La relance en France du procès de l’ancien chef rebelle congolais Roger Lumbala, accusé de complicité de crimes contre l’humanité commis entre 2000 et 2003, crée une onde de choc politique jusque dans les hautes sphères de Kinshasa. Selon plusieurs sources judiciaires, l’ex-député et ex-ministre congolais a demandé à la cour française d’entendre Jean-Pierre Bemba, actuel vice-premier ministre et ministre des Transports ainsi que le général Constant Ndima, ancien gouverneur militaire du Nord-Kivu, en qualité de témoins.
Cette requête, acceptée pour examen, relance des questions sensibles de l’histoire du conflit congolais, à un moment où le gouvernement congolais mène une campagne internationale pour la reconnaissance du Génocost, le génocide du peuple congolais.

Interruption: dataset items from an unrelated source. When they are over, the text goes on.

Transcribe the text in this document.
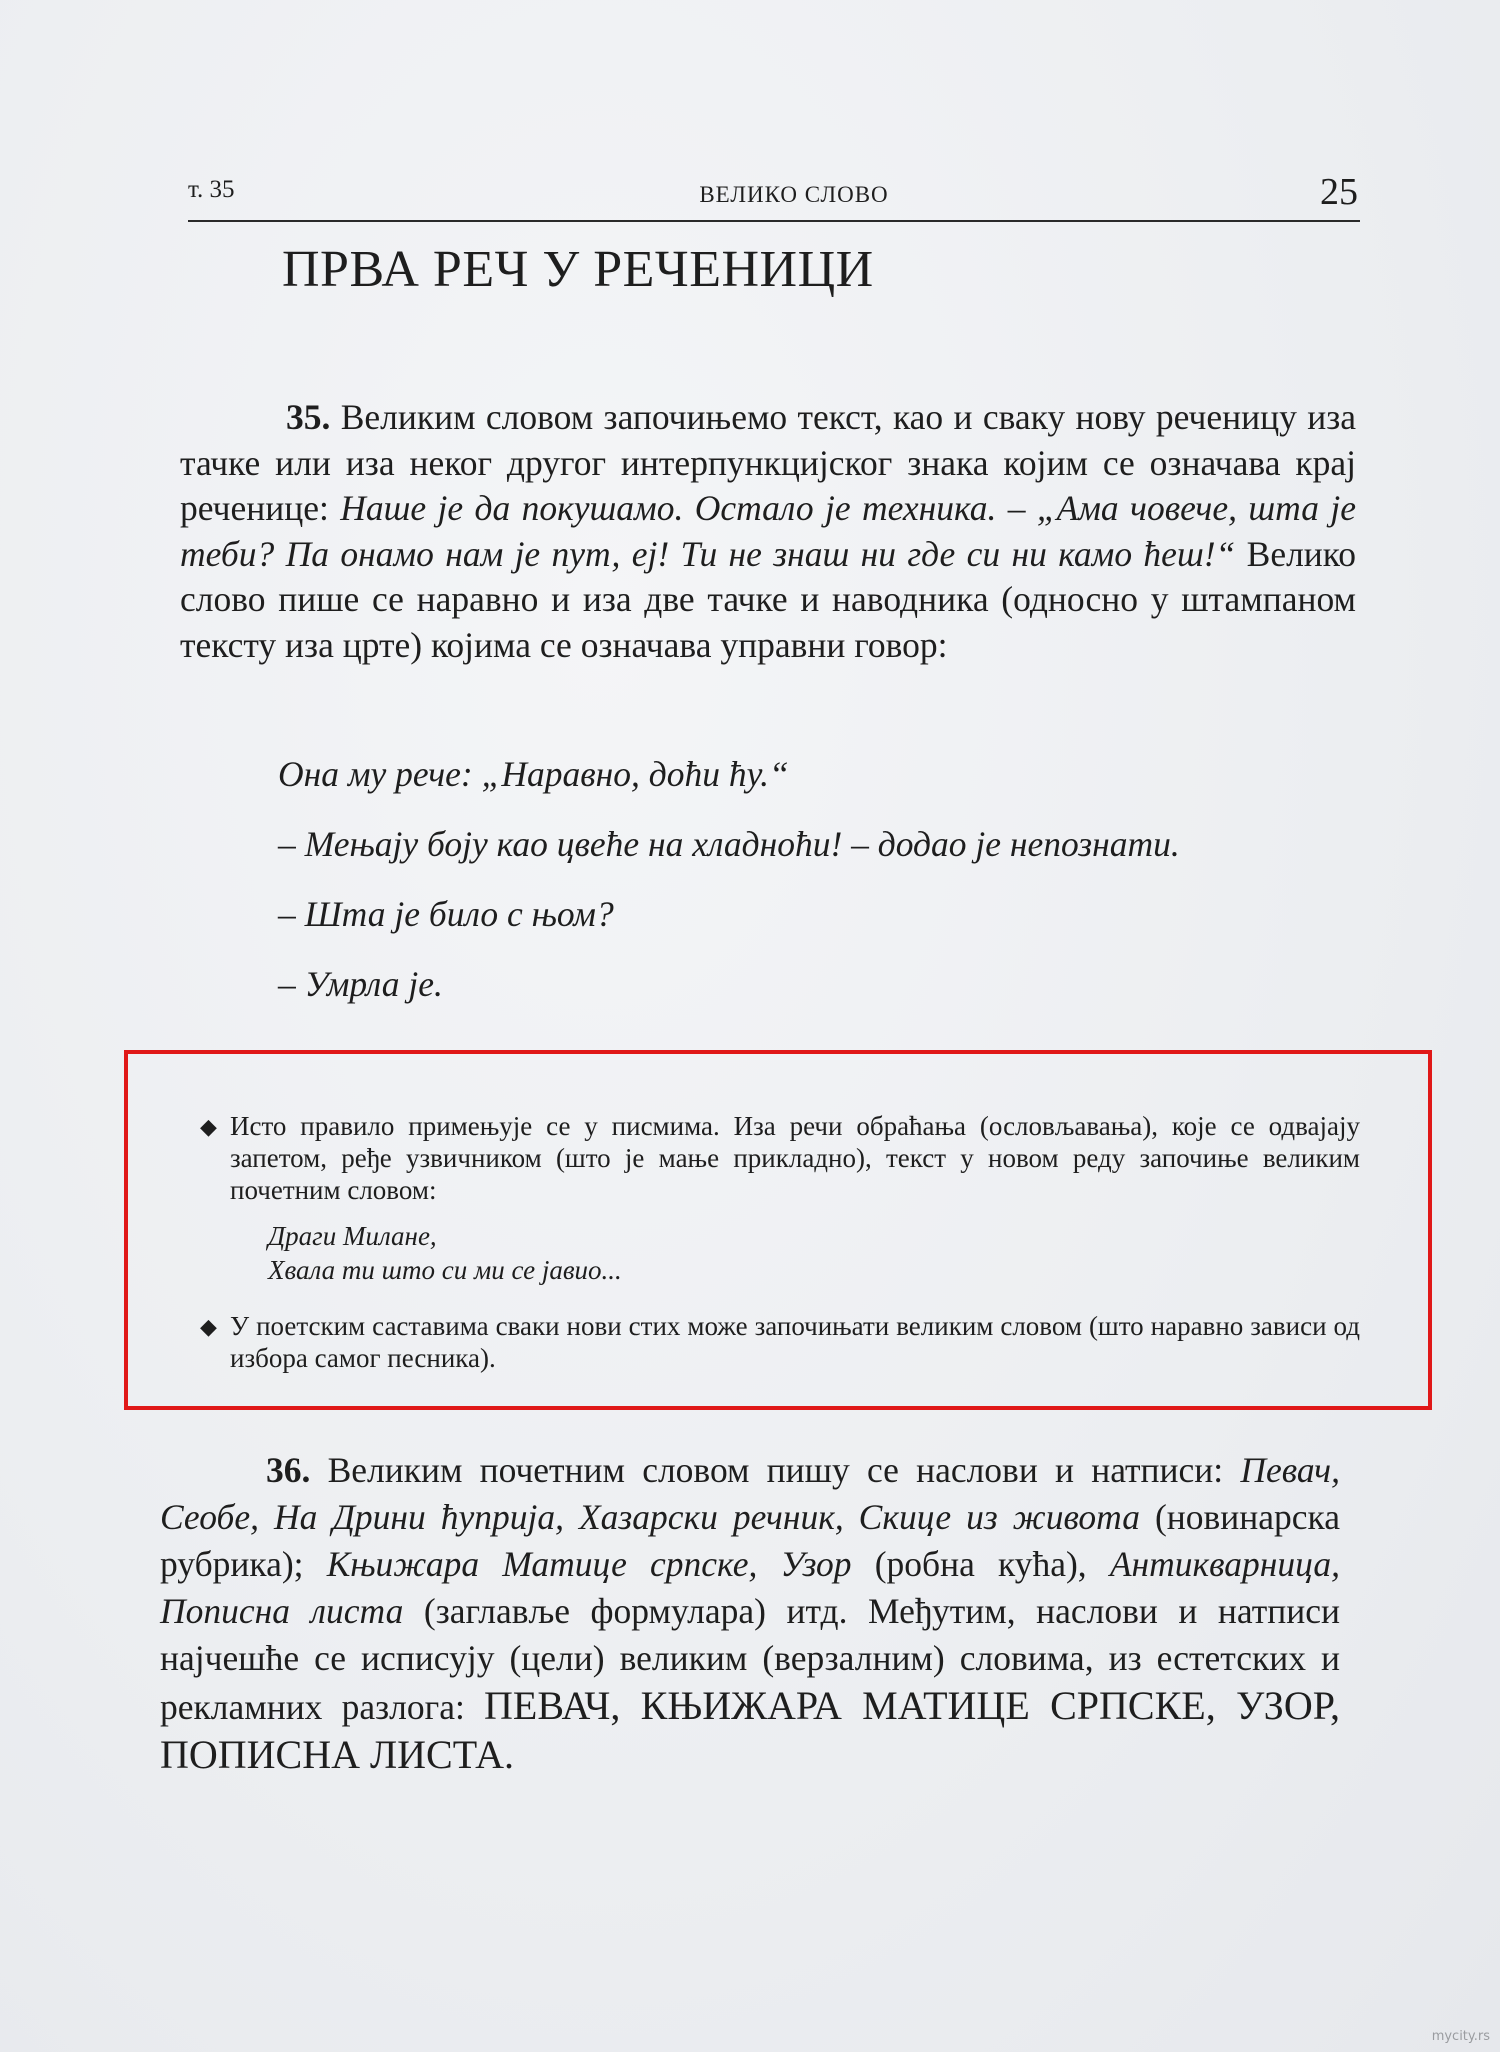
т. 35	ВЕЛИКО СЛОВО	25
ПРВА РЕЧ У РЕЧЕНИЦИ

35. Великим словом започињемо текст, као и сваку нову реченицу иза тачке или иза неког другог интерпункцијског знака којим се означава крај реченице: Наше је да покушамо. Остало је техника. – „Ама човече, шта је теби? Па онамо нам је пут, еј! Ти не знаш ни где си ни камо ћеш!“ Велико слово пише се наравно и иза две тачке и наводника (односно у штампаном тексту иза црте) којима се означава управни говор:

Она му рече: „Наравно, доћи ћу.“
– Мењају боју као цвеће на хладноћи! – додао је непознати.
– Шта је било с њом?
– Умрла је.
◆ Исто правило примењује се у писмима. Иза речи обраћања (ословљавања), које се одвајају запетом, ређе узвичником (што је мање прикладно), текст у новом реду започиње великим почетним словом:
Драги Милане,
Хвала ти што си ми се јавио...
◆ У поетским саставима сваки нови стих може започињати великим словом (што наравно зависи од избора самог песника).

36. Великим почетним словом пишу се наслови и натписи: Певач, Сеобе, На Дрини ћуприја, Хазарски речник, Скице из живота (новинарска рубрика); Књижара Матице српске, Узор (робна кућа), Антикварница, Пописна листа (заглавље формулара) итд. Међутим, наслови и натписи најчешће се исписују (цели) великим (верзалним) словима, из естетских и рекламних разлога: ПЕВАЧ, КЊИЖАРА МАТИЦЕ СРПСКЕ, УЗОР, ПОПИСНА ЛИСТА.

mycity.rs
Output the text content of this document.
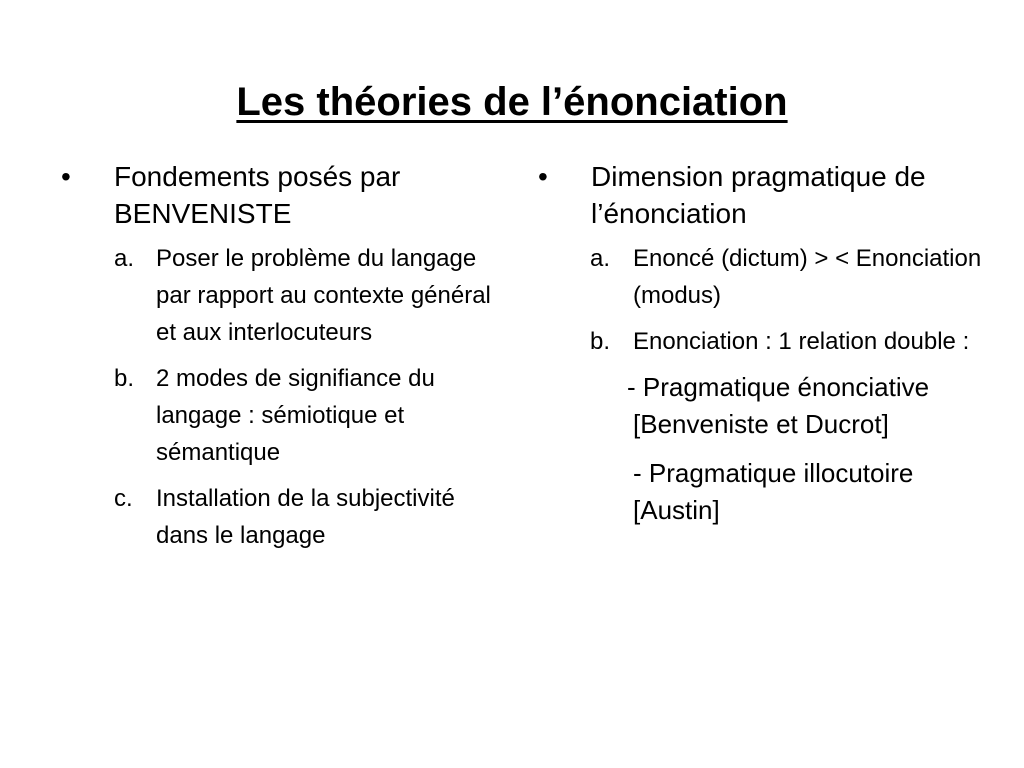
Les théories de l’énonciation

•	Fondements posés par BENVENISTE

a. Poser le problème du langage par rapport au contexte général et aux interlocuteurs

b. 2 modes de signifiance du langage : sémiotique et sémantique

c. Installation de la subjectivité dans le langage

•	Dimension pragmatique de l’énonciation

a. Enoncé (dictum) > < Enonciation (modus)

b. Enonciation : 1 relation double :

- Pragmatique énonciative [Benveniste et Ducrot]

- Pragmatique illocutoire [Austin]
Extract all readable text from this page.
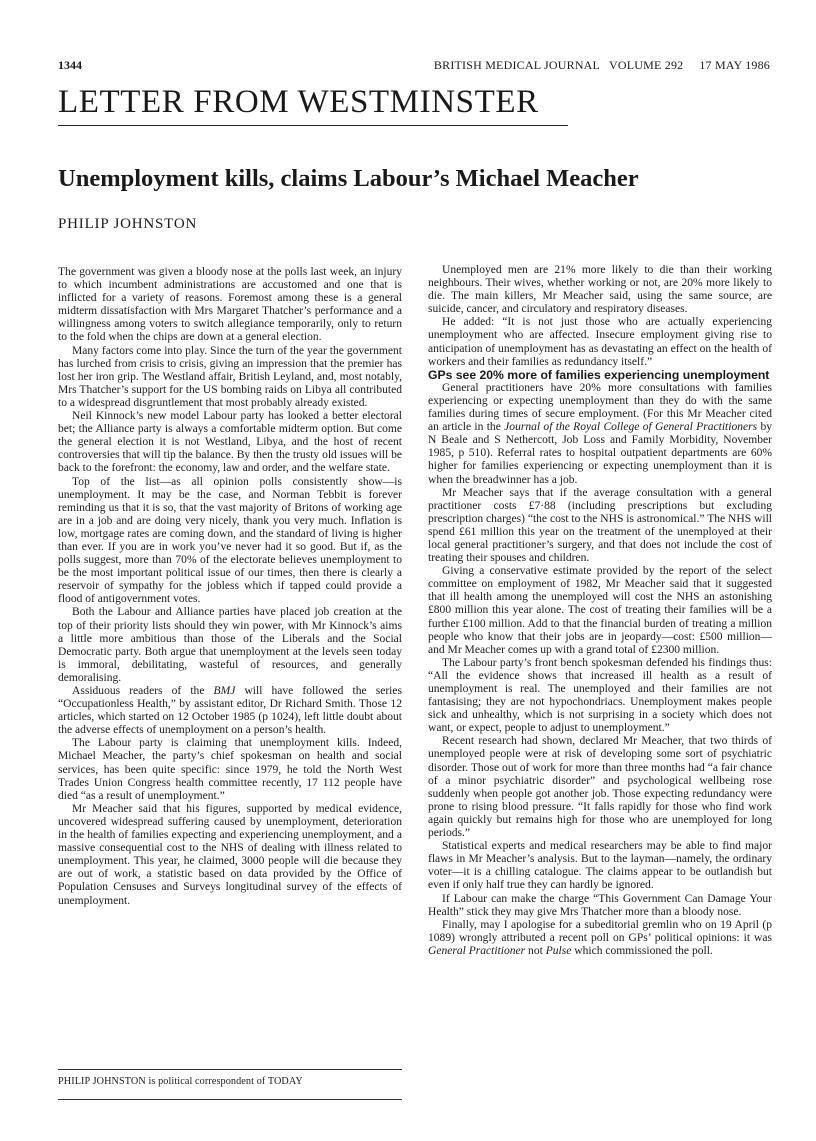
1344	BRITISH MEDICAL JOURNAL   VOLUME 292     17 MAY 1986
LETTER FROM WESTMINSTER
Unemployment kills, claims Labour’s Michael Meacher
PHILIP JOHNSTON

The government was given a bloody nose at the polls last week, an injury to which incumbent administrations are accustomed and one that is inflicted for a variety of reasons. Foremost among these is a general midterm dissatisfaction with Mrs Margaret Thatcher’s performance and a willingness among voters to switch allegiance temporarily, only to return to the fold when the chips are down at a general election.

Many factors come into play. Since the turn of the year the government has lurched from crisis to crisis, giving an impression that the premier has lost her iron grip. The Westland affair, British Leyland, and, most notably, Mrs Thatcher’s support for the US bombing raids on Libya all contributed to a widespread disgruntlement that most probably already existed.

Neil Kinnock’s new model Labour party has looked a better electoral bet; the Alliance party is always a comfortable midterm option. But come the general election it is not Westland, Libya, and the host of recent controversies that will tip the balance. By then the trusty old issues will be back to the forefront: the economy, law and order, and the welfare state.

Top of the list—as all opinion polls consistently show—is unemployment. It may be the case, and Norman Tebbit is forever reminding us that it is so, that the vast majority of Britons of working age are in a job and are doing very nicely, thank you very much. Inflation is low, mortgage rates are coming down, and the standard of living is higher than ever. If you are in work you’ve never had it so good. But if, as the polls suggest, more than 70% of the electorate believes unemployment to be the most important political issue of our times, then there is clearly a reservoir of sympathy for the jobless which if tapped could provide a flood of antigovernment votes.

Both the Labour and Alliance parties have placed job creation at the top of their priority lists should they win power, with Mr Kinnock’s aims a little more ambitious than those of the Liberals and the Social Democratic party. Both argue that unemployment at the levels seen today is immoral, debilitating, wasteful of resources, and generally demoralising.

Assiduous readers of the BMJ will have followed the series “Occupationless Health,” by assistant editor, Dr Richard Smith. Those 12 articles, which started on 12 October 1985 (p 1024), left little doubt about the adverse effects of unemployment on a person’s health.

The Labour party is claiming that unemployment kills. Indeed, Michael Meacher, the party’s chief spokesman on health and social services, has been quite specific: since 1979, he told the North West Trades Union Congress health committee recently, 17 112 people have died “as a result of unemployment.”

Mr Meacher said that his figures, supported by medical evidence, uncovered widespread suffering caused by unemployment, deterioration in the health of families expecting and experiencing unemployment, and a massive consequential cost to the NHS of dealing with illness related to unemployment. This year, he claimed, 3000 people will die because they are out of work, a statistic based on data provided by the Office of Population Censuses and Surveys longitudinal survey of the effects of unemployment.

Unemployed men are 21% more likely to die than their working neighbours. Their wives, whether working or not, are 20% more likely to die. The main killers, Mr Meacher said, using the same source, are suicide, cancer, and circulatory and respiratory diseases.

He added: “It is not just those who are actually experiencing unemployment who are affected. Insecure employment giving rise to anticipation of unemployment has as devastating an effect on the health of workers and their families as redundancy itself.”

GPs see 20% more of families experiencing unemployment

General practitioners have 20% more consultations with families experiencing or expecting unemployment than they do with the same families during times of secure employment. (For this Mr Meacher cited an article in the Journal of the Royal College of General Practitioners by N Beale and S Nethercott, Job Loss and Family Morbidity, November 1985, p 510). Referral rates to hospital outpatient departments are 60% higher for families experiencing or expecting unemployment than it is when the breadwinner has a job.

Mr Meacher says that if the average consultation with a general practitioner costs £7·88 (including prescriptions but excluding prescription charges) “the cost to the NHS is astronomical.” The NHS will spend £61 million this year on the treatment of the unemployed at their local general practitioner’s surgery, and that does not include the cost of treating their spouses and children.

Giving a conservative estimate provided by the report of the select committee on employment of 1982, Mr Meacher said that it suggested that ill health among the unemployed will cost the NHS an astonishing £800 million this year alone. The cost of treating their families will be a further £100 million. Add to that the financial burden of treating a million people who know that their jobs are in jeopardy—cost: £500 million—and Mr Meacher comes up with a grand total of £2300 million.

The Labour party’s front bench spokesman defended his findings thus: “All the evidence shows that increased ill health as a result of unemployment is real. The unemployed and their families are not fantasising; they are not hypochondriacs. Unemployment makes people sick and unhealthy, which is not surprising in a society which does not want, or expect, people to adjust to unemployment.”

Recent research had shown, declared Mr Meacher, that two thirds of unemployed people were at risk of developing some sort of psychiatric disorder. Those out of work for more than three months had “a fair chance of a minor psychiatric disorder” and psychological wellbeing rose suddenly when people got another job. Those expecting redundancy were prone to rising blood pressure. “It falls rapidly for those who find work again quickly but remains high for those who are unemployed for long periods.”

Statistical experts and medical researchers may be able to find major flaws in Mr Meacher’s analysis. But to the layman—namely, the ordinary voter—it is a chilling catalogue. The claims appear to be outlandish but even if only half true they can hardly be ignored.

If Labour can make the charge “This Government Can Damage Your Health” stick they may give Mrs Thatcher more than a bloody nose.

Finally, may I apologise for a subeditorial gremlin who on 19 April (p 1089) wrongly attributed a recent poll on GPs’ political opinions: it was General Practitioner not Pulse which commissioned the poll.

PHILIP JOHNSTON is political correspondent of TODAY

Kinshasa, embarrassé par la tournure du procès, aurait pourtant souhaité que la justice congolaise se saisisse de l’affaire Lumbala. L’objectif, selon plusieurs observateurs, était de garder la maîtrise politique du dossier et d’éviter qu’il ne mette en cause des personnalités toujours influentes au sein du pouvoir. Mais la justice française, saisie sur la base du principe de compétence universelle, a rejeté la demande congolaise, confirmant ainsi sa volonté de conduire le procès en toute indépendance. Cette décision ouvre la porte à l’audition de 2 figures majeures de la scène politique et militaire congolaise, une perspective lourde de conséquences diplomatiques pour Kinshasa.
C’est dans ce contexte tendu que l’opposant Seth Kikuni a réagi avec fermeté, dénonçant ce qu’il qualifie de « test de cohérence grandeur nature » pour le président Félix Tshisekedi. Dans une déclaration publiée mercredi dernier, Kikuni estime que la demande d’audition de Bemba et Ndima met directement en jeu la crédibilité du chef de l’État :
« La requête introduite par Roger Lumbala tendant à faire comparaître Jean-Pierre Bemba et Constant Ndima en qualité de témoins dans le cadre de son procès, place le Président Félix Tshisekedi devant une exigence impérative de cohérence», a-t-il affirmé.
« Cette demande intervient à un moment où le gouvernement congolais s’est engagé activement dans une campagne internationale visant à obtenir la reconnaissance officielle du Génocost.», rappelle l’opposant.
Pour Seth Kikuni, le dilemme est clair : ou Félix Tshisekedi soutient l’indépendance de la justice, même au prix d’un embarras politique majeur, ou il tente de protéger Jean-Pierre Bemba, pilier de son gouvernement et partenaire politique clé, au risque de discréditer son combat diplomatique : « Si le Président refuse de céder sur ce dossier, le monde comprendra », se dit-on, insinuant que la transparence sur le passé des anciens chefs de guerre reste une condition essentielle à la crédibilité du pouvoir congolais sur la scène internationale.
En toile de fond, le procès de Roger Lumbala en France ravive les zones d’ombre du conflit qui a déchiré l’Est du pays au début des années 2000. À l’époque, plusieurs territoires où les crimes reprochés ont été commis étaient sous contrôle du Mouvement de Libération du Congo (MLC), dirigé par Jean-Pierre Bemba. Ce dernier avait déjà été jugé par la Cour pénale internationale avant d’être acquitté, mais l’affaire Lumbala risque de réouvrir des plaies anciennes et de fragiliser le fragile équilibre politique du gouvernement actuel.
Pour de nombreux observateurs, cette séquence judiciaire pourrait devenir un moment charnière : un miroir moral dans lequel se reflèteront la sincérité du discours de Félix Tshisekedi sur la justice transitionnelle et sa capacité à dissocier l’État de ses alliances politiques. En attendant, le palais de la Nation retient son souffle : ce dossier, à la croisée du droit et de la politique, pourrait bien redéfinir les rapports de pouvoir à Kinshasa.